“’El que tiene oído, oiga lo que el Espíritu dice a las iglesias. Al vencedor le daré a comer del árbol de la vida, que está en el paraíso de Dios’”».”
Introducción
Este pasaje es una de las cartas cortas que Jesús dirige a las iglesias a través del mensaje del Espíritu. Nos invita a escuchar con atención y a considerar la promesa que se ofrece al que vence. Es un recordatorio de que la fidelidad perseverante ante las pruebas tiene una recompensa eterna y gloriosa.
Contexto histórico-cultural y autoría
El pasaje pertenece al libro de Apocalipsis, escrito con vistas a las iglesias del Asia Menor en el siglo I. El autor es el apóstol Juan, quien recibe revelaciones de Cristo resucitado. En este libro, las cartas a las siete iglesias destacan situaciones específicas de cada comunidad y, al mismo tiempo, principios que trascienden culturas y épocas. En este verso particular, la promesa del árbol de la vida al vencedor se sitúa dentro de la visión de la vida eterna y de la restauración plena en Dios, semejante a la idea del paraíso perdido y recuperado.
Personajes y lugares
Este pasaje no presenta personajes humanos en escena, pero sí se dirige a “el que tiene oído” y a la audiencia de las iglesias. El escenario es simbólico: el paraíso de Dios y el árbol de la vida, que evocan la presencia continua de Dios y la vida eterna para los fieles.

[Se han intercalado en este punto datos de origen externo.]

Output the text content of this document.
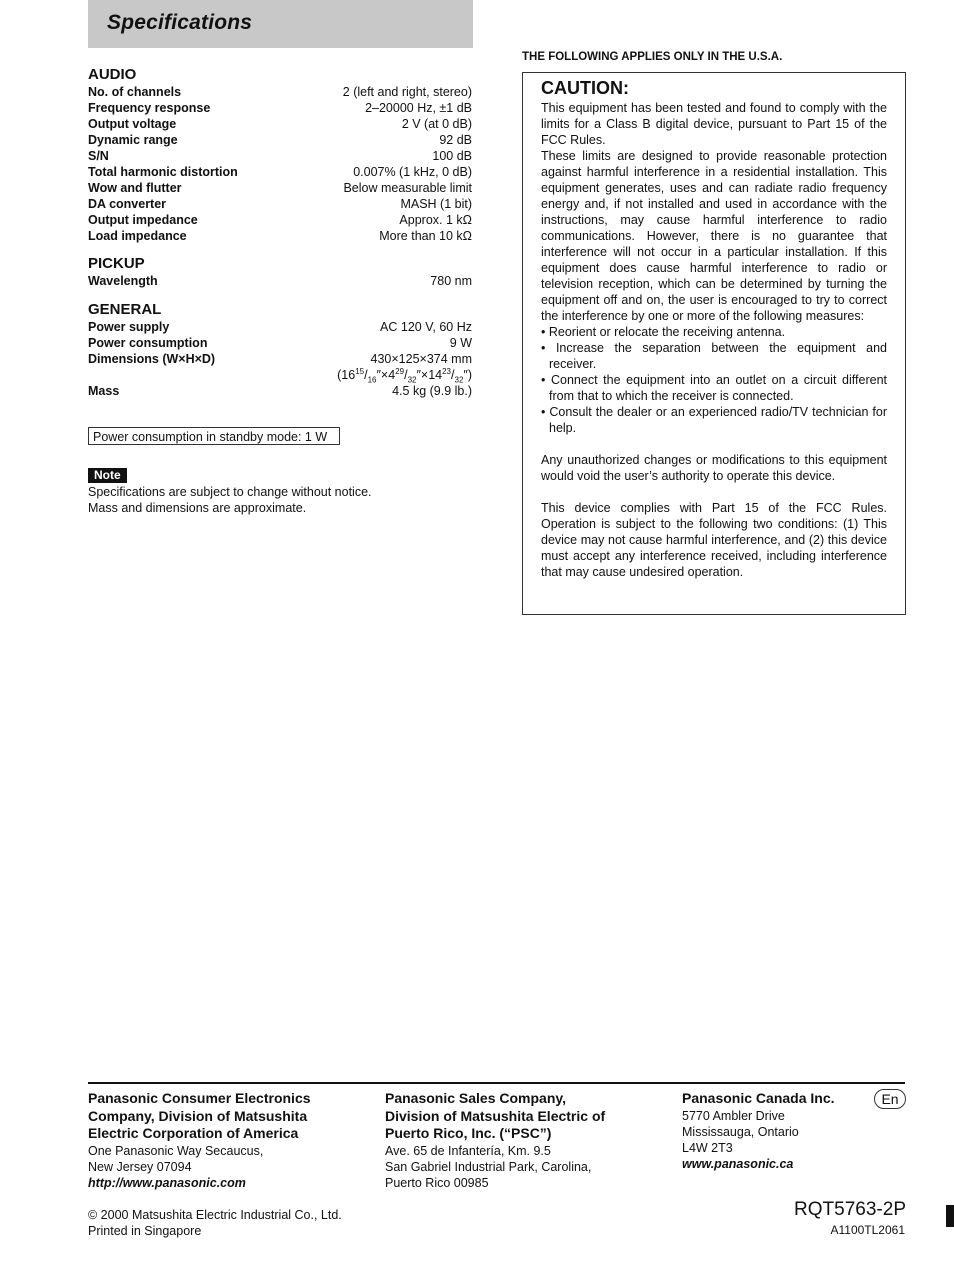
Specifications
AUDIO
No. of channels	2 (left and right, stereo)
Frequency response	2–20000 Hz, ±1 dB
Output voltage	2 V (at 0 dB)
Dynamic range	92 dB
S/N	100 dB
Total harmonic distortion	0.007% (1 kHz, 0 dB)
Wow and flutter	Below measurable limit
DA converter	MASH (1 bit)
Output impedance	Approx. 1 kΩ
Load impedance	More than 10 kΩ
PICKUP
Wavelength	780 nm
GENERAL
Power supply	AC 120 V, 60 Hz
Power consumption	9 W
Dimensions (W×H×D)	430×125×374 mm
$(16^{15}/_{16}''\times 4^{29}/_{32}''\times 14^{23}/_{32}'')$
Mass	4.5 kg (9.9 lb.)
Power consumption in standby mode: 1 W
Note
Specifications are subject to change without notice.
Mass and dimensions are approximate.
THE FOLLOWING APPLIES ONLY IN THE U.S.A.
CAUTION:

This equipment has been tested and found to comply with the limits for a Class B digital device, pursuant to Part 15 of the FCC Rules.

These limits are designed to provide reasonable protection against harmful interference in a residential installation. This equipment generates, uses and can radiate radio frequency energy and, if not installed and used in accordance with the instructions, may cause harmful interference to radio communications. However, there is no guarantee that interference will not occur in a particular installation. If this equipment does cause harmful interference to radio or television reception, which can be determined by turning the equipment off and on, the user is encouraged to try to correct the interference by one or more of the following measures:

• Reorient or relocate the receiving antenna.
• Increase the separation between the equipment and receiver.
• Connect the equipment into an outlet on a circuit different from that to which the receiver is connected.
• Consult the dealer or an experienced radio/TV technician for help.

Any unauthorized changes or modifications to this equipment would void the user’s authority to operate this device.

This device complies with Part 15 of the FCC Rules. Operation is subject to the following two conditions: (1) This device may not cause harmful interference, and (2) this device must accept any interference received, including interference that may cause undesired operation.

Panasonic Consumer Electronics
Company, Division of Matsushita
Electric Corporation of America
One Panasonic Way Secaucus,
New Jersey 07094
http://www.panasonic.com
Panasonic Sales Company,
Division of Matsushita Electric of
Puerto Rico, Inc. (“PSC”)
Ave. 65 de Infantería, Km. 9.5
San Gabriel Industrial Park, Carolina,
Puerto Rico 00985
Panasonic Canada Inc.
5770 Ambler Drive
Mississauga, Ontario
L4W 2T3
www.panasonic.ca
En
© 2000 Matsushita Electric Industrial Co., Ltd.
Printed in Singapore
RQT5763-2P
A1100TL2061
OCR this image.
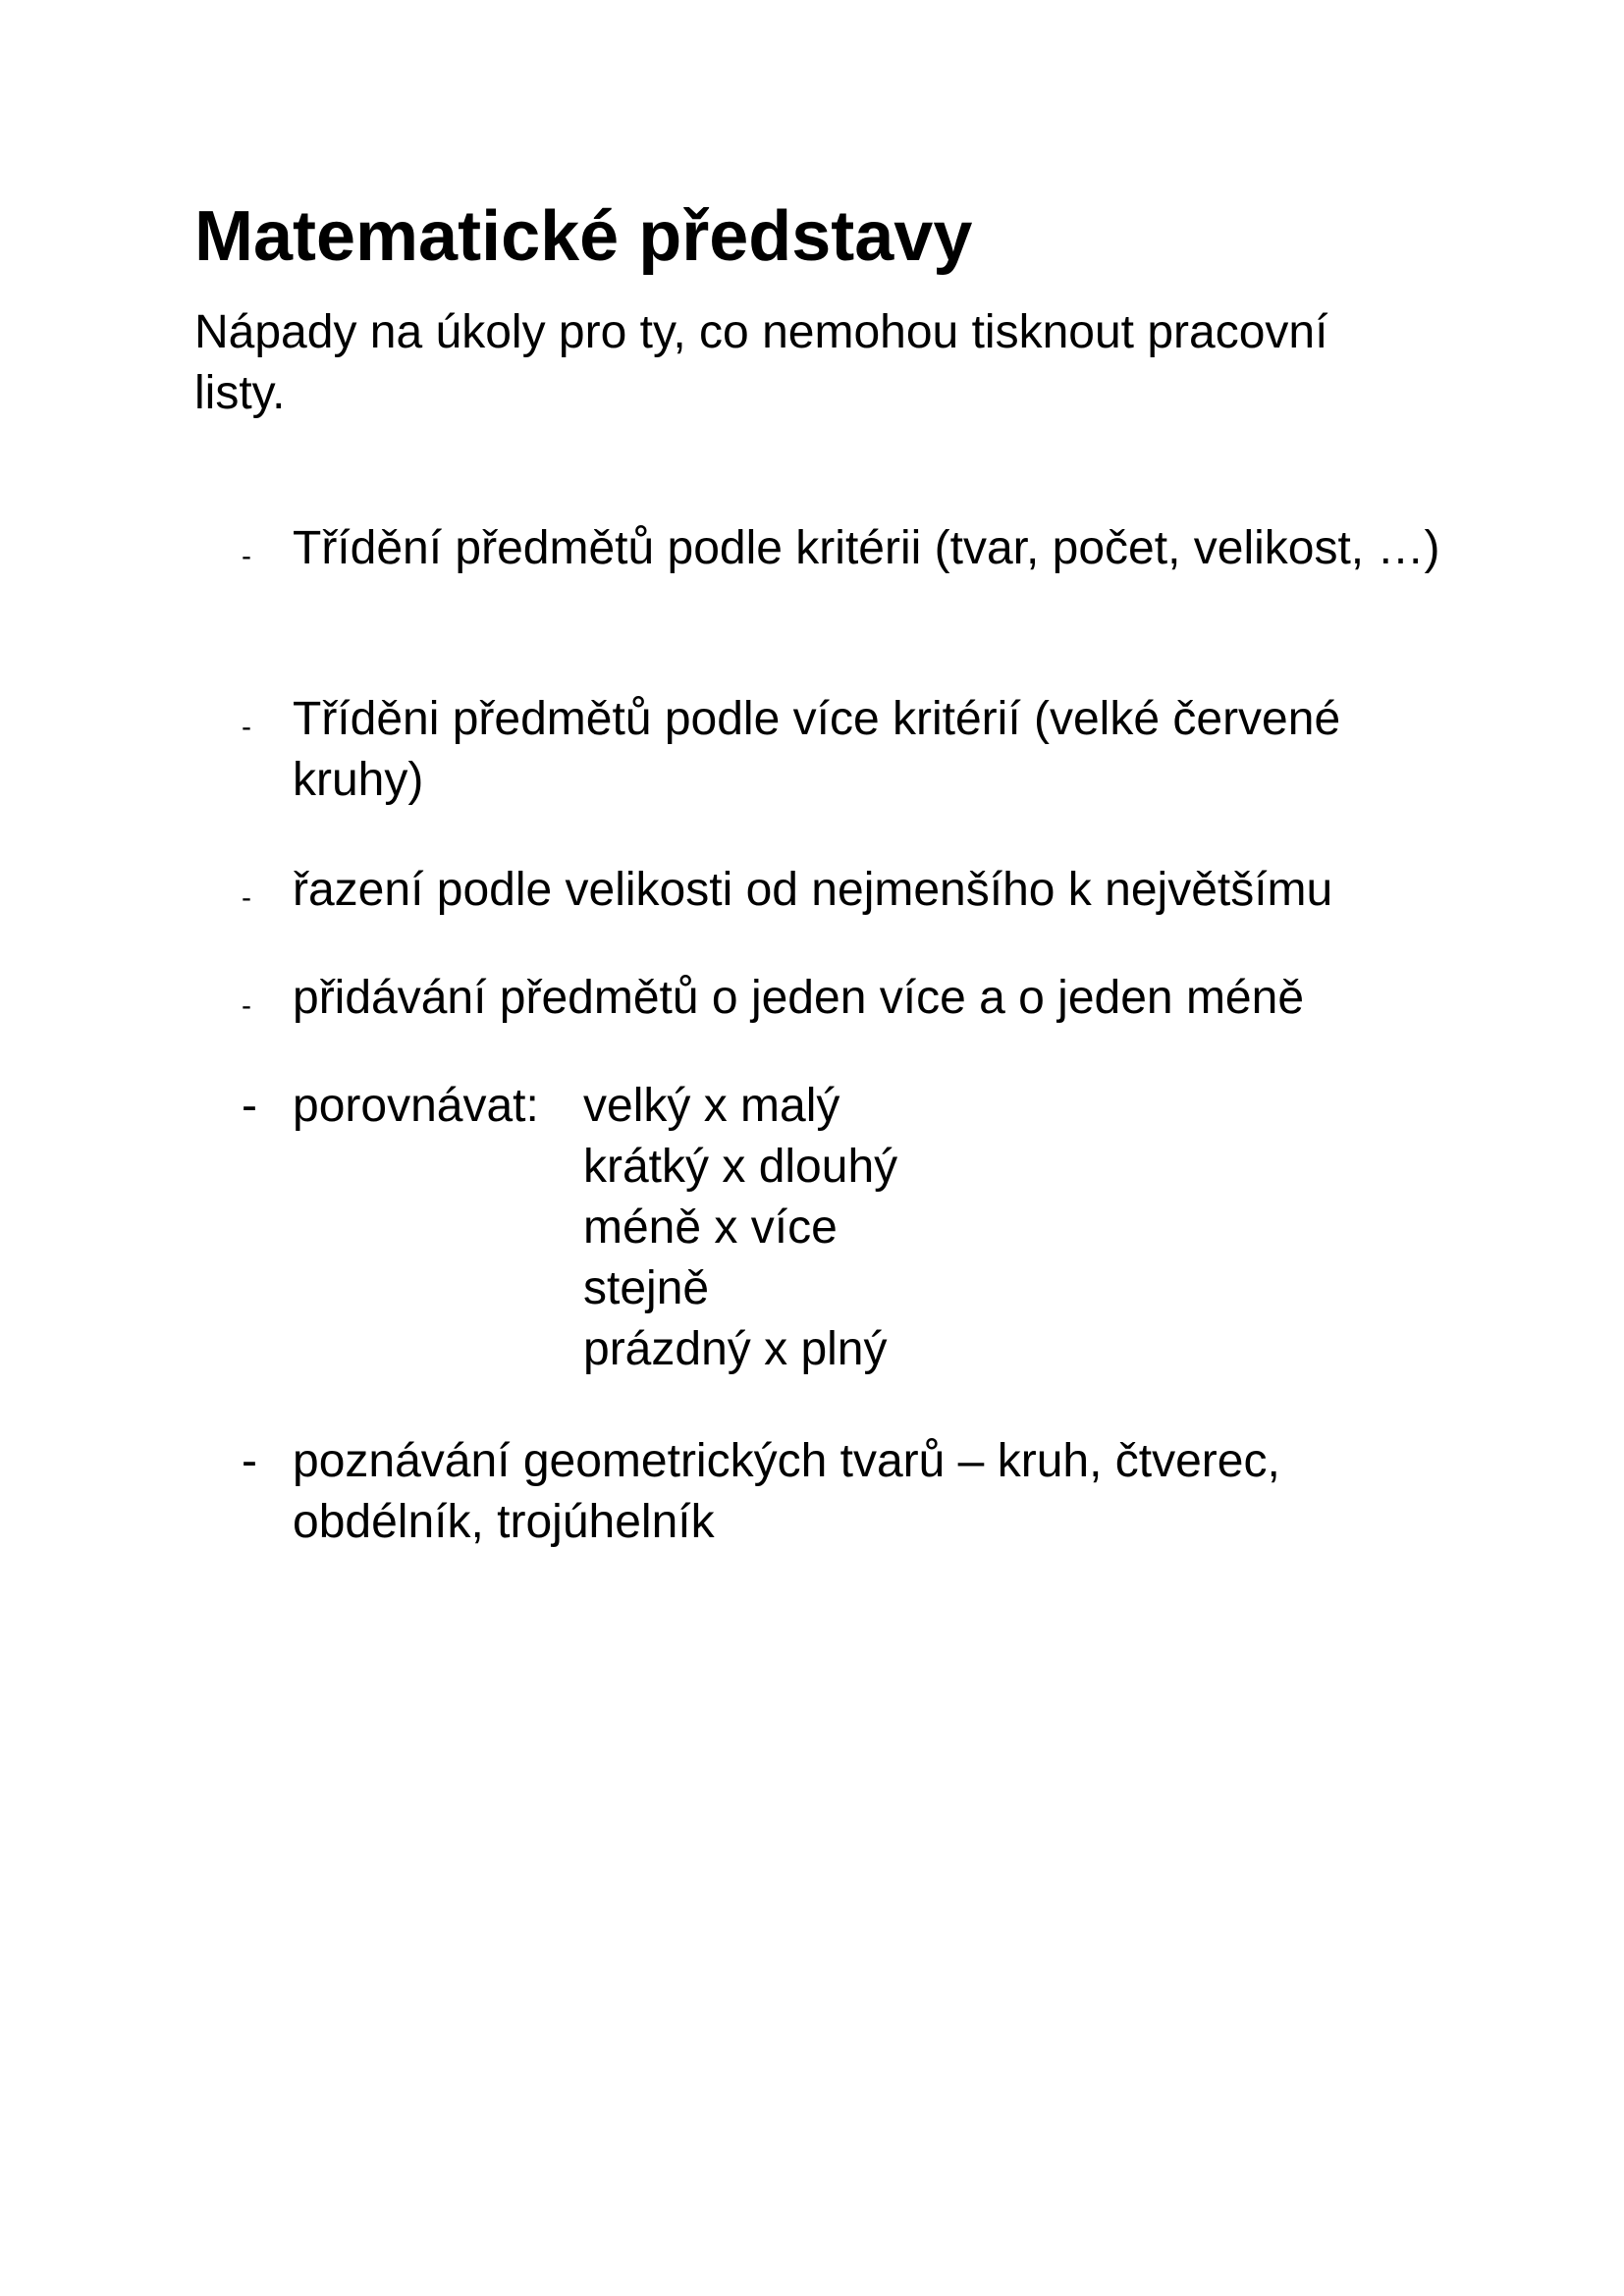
Matematické představy

Nápady na úkoly pro ty, co nemohou tisknout pracovní listy.

- Třídění předmětů podle kritérii (tvar, počet, velikost, …)
- Tříděni předmětů podle více kritérií (velké červené kruhy)
- řazení podle velikosti od nejmenšího k největšímu
- přidávání předmětů o jeden více a o jeden méně
- porovnávat: velký x malý
krátký x dlouhý
méně x více
stejně
prázdný x plný
- poznávání geometrických tvarů – kruh, čtverec, obdélník, trojúhelník
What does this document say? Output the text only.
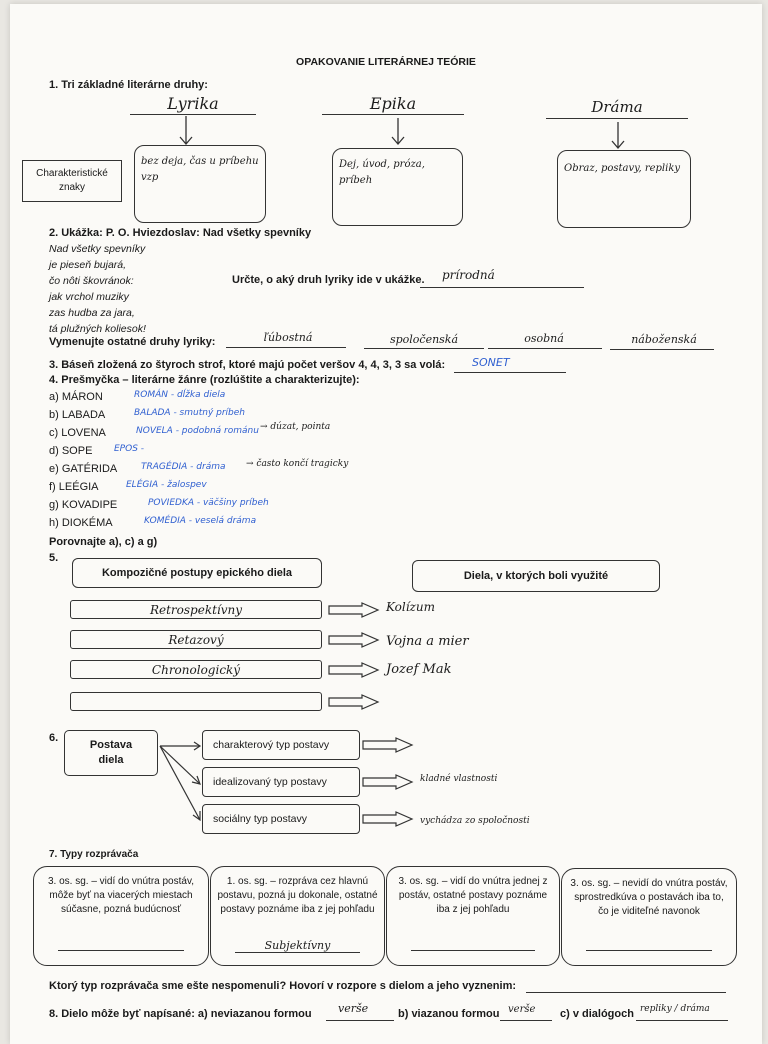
OPAKOVANIE LITERÁRNEJ TEÓRIE
1. Tri základné literárne druhy:
Lyrika	Epika	Dráma
Charakteristické znaky
bez deja, čas u príbehu vzp
Dej, úvod, próza, príbeh
Obraz, postavy, repliky
2. Ukážka: P. O. Hviezdoslav: Nad všetky spevníky
Nad všetky spevníky
je pieseň bujará,
čo nôti škovránok:
jak vrchol muziky
zas hudba za jara,
tá plužných koliesok!
Určte, o aký druh lyriky ide v ukážke. prírodná
Vymenujte ostatné druhy lyriky:	ľúbostná	spoločenská	osobná	náboženská
3. Báseň zložená zo štyroch strof, ktoré majú počet veršov 4, 4, 3, 3 sa volá: SONET
4. Prešmyčka – literárne žánre (rozlúštite a charakterizujte):
a) MÁRON	ROMÁN - dĺžka diela
b) LABADA	BALADA - smutný príbeh
c) LOVENA	NOVELA - podobná románu → dúzat, pointa
d) SOPE EPOS -
e) GATÉRIDA	TRAGÉDIA - dráma → často končí tragicky
f) LEÉGIA	ELÉGIA - žalospev
g) KOVADIPE	POVIEDKA - väčšiny príbeh
h) DIOKÉMA	KOMÉDIA - veselá dráma
Porovnajte a), c) a g)
5.
Kompozičné postupy epického diela	Diela, v ktorých boli využité
Retrospektívny	Kolízum
Retazový	Vojna a mier
Chronologický	Jozef Mak
6.
Postava diela
charakterový typ postavy
idealizovaný typ postavy	kladné vlastnosti
sociálny typ postavy	vychádza zo spoločnosti
7. Typy rozprávača
3. os. sg. – vidí do vnútra postáv, môže byť na viacerých miestach súčasne, pozná budúcnosť
1. os. sg. – rozpráva cez hlavnú postavu, pozná ju dokonale, ostatné postavy poznáme iba z jej pohľadu
Subjektívny
3. os. sg. – vidí do vnútra jednej z postáv, ostatné postavy poznáme iba z jej pohľadu
3. os. sg. – nevidí do vnútra postáv, sprostredkúva o postavách iba to, čo je viditeľné navonok
Ktorý typ rozprávača sme ešte nespomenuli? Hovorí v rozpore s dielom a jeho vyznenim:
8. Dielo môže byť napísané: a) neviazanou formou verše	b) viazanou formou verše c) v dialógoch repliky / dráma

Explicación y significado del texto
El verso invita a escuchar lo que el Espíritu dice a las iglesias, señalando la necesidad de una escucha atenta y obediente frente a la revelación divina. El mensaje promete que, para el vencedor, hay una recompensa específica: comer del árbol de la vida, ubicado en el paraíso de Dios. Esta imagen recurre a la tradición bíblica del árbol de la vida como fuente de vida eterna (Génesis 2–3; Apocalipsis 22). La idea central es que la fidelidad perseverante, incluso en medio de pruebas o tentaciones, conduce a una comunión plena con Dios y a la participación en su vida eterna. El “vencedor” no es simplemente alguien que evita el mal, sino quien permanece fiel a Cristo, confía en su gracia y continúa obedeciendo su voz. El mensaje también contrasta la realidad de la derrota y la promesa de restauración que Dios ofrece a su pueblo.
Devocional
- Acepta con humildad la llamada a escuchar: “el que tiene oído, oiga”. Pídele a Dios que afine tu capacidad de escuchar su Espíritu en medio de ruidos y distracciones, para discernir su palabra en cada situación de la vida.
- Medita en la promesa de la vida eterna: ¿cómo afecta esta certeza la manera en que enfrentas pruebas, decisiones y tentaciones hoy? Que la esperanza del árbol de la vida te anime a permanecer fiel, confiando en la fidelidad de Dios y en su plan de redención.